Ensuite cela se dit des figures et pensées imaginaires qui peuvent se produire dans l’imagination, ainsi qu’il est dit : « Dans les pensées nées de visions nocturnes, etc. » (Jb. 4,13). Ce passage de Job se termine en employant un seconde fois ce mot: « Une figure (temounah), dont les traits m’étaient inconnus, se tint là sous mes yeux. » (Jb. 4,16). Cela signifie, dit Maïmonide, qu’il y avait un fantôme devant les yeux de Job, pendant son sommeil.

Dans son troisième sens, ce mot signifie l’idée perçue par l’intelligence. C’est dans ce sens que l’on peut employer temounah en parlant de Dieu : « Et il contemple la figure de l’Éternel. » (Nb. 12,8). Maïmonide commente : « C’est-à-dire qu’il contemple Dieu dans sa réalité. »

Il s’agit ici de Moïse. Dans un autre passage Dieu lui-même dit, toujours à son propos : « Je lui parle face-à-face, dans une claire apparition et sans énigmes. C’est l’image (temounah) de Dieu même qu’il contemple. » (Nb. 12,8)

Maïmonide commente encore à ce sujet : « Les docteurs disent que c’était là une récompense pour avoir d’abord ‘caché son visage afin de ne pas regarder vers Dieu’ (Berakhot 7a) ».

En effet, un passage de l’Exode dit : « Moïse cacha son visage, car il craignait de regarder vers Dieu. » (Ex. 3,6)

Il est difficile d’apporter du nouveau après Maïmonide et les docteurs. On peut quand même s’y essayer.

Le mot temounah s’écrit תְּמוּנָה (racine מוּן ).

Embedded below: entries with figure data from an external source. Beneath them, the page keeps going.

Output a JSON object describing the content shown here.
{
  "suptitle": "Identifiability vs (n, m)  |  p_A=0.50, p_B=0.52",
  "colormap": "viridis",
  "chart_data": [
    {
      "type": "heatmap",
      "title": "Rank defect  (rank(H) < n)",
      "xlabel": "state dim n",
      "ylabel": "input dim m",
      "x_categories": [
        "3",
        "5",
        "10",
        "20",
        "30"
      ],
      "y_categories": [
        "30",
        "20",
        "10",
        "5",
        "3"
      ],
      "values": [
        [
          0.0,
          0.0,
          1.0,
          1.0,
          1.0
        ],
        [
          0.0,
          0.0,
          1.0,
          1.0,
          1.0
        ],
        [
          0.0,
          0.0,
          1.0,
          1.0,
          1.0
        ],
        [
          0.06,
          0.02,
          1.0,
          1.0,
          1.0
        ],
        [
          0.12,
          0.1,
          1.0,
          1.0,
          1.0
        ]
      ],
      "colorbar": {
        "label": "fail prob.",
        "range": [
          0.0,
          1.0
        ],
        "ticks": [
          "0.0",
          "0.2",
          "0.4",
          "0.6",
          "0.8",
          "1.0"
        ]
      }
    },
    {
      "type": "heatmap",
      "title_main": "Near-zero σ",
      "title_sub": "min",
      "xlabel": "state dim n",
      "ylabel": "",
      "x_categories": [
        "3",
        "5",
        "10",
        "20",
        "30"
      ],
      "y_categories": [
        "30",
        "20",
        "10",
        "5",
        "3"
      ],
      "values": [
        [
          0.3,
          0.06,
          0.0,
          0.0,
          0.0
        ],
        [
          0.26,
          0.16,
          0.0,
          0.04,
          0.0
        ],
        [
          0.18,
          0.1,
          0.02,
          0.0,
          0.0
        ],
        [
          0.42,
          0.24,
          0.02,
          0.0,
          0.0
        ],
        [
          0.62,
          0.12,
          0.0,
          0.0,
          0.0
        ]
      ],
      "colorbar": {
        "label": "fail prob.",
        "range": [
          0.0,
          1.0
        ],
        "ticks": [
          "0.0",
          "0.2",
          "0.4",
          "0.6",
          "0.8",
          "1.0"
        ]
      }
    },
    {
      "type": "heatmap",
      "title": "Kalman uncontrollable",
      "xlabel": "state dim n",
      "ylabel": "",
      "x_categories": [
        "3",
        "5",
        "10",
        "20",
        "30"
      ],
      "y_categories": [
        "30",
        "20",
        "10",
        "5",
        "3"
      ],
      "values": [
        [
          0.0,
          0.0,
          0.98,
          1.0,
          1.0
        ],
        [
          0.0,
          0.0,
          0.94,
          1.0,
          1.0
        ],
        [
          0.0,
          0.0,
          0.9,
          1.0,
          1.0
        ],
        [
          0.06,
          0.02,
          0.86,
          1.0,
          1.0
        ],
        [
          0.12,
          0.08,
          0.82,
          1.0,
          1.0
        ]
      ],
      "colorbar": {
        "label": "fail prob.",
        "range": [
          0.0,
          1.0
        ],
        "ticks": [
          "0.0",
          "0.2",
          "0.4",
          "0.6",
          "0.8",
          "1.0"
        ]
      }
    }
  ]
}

Mais la lettre taw, initiale de temounah peut se permuter avec l’autre t de l’alphabet hébreu, le teth. Cela donne un nouveau mot themounah. Et, chose fort curieuse, le mot thamana טָמַן, qui serait le plus proche, signifie précisément « cacher, enfouir ».

Ces jeux de mots n’ont qu’une signification relative, bien entendu. Mais qui n’est pas sans apporter quelque sel.

Mais je trouve surprenant que Moïse « cache » (thamana) son visage pour ne pas voir la temounah de Dieu.

C’est en se cachant que Moïse accède à ce qui est caché.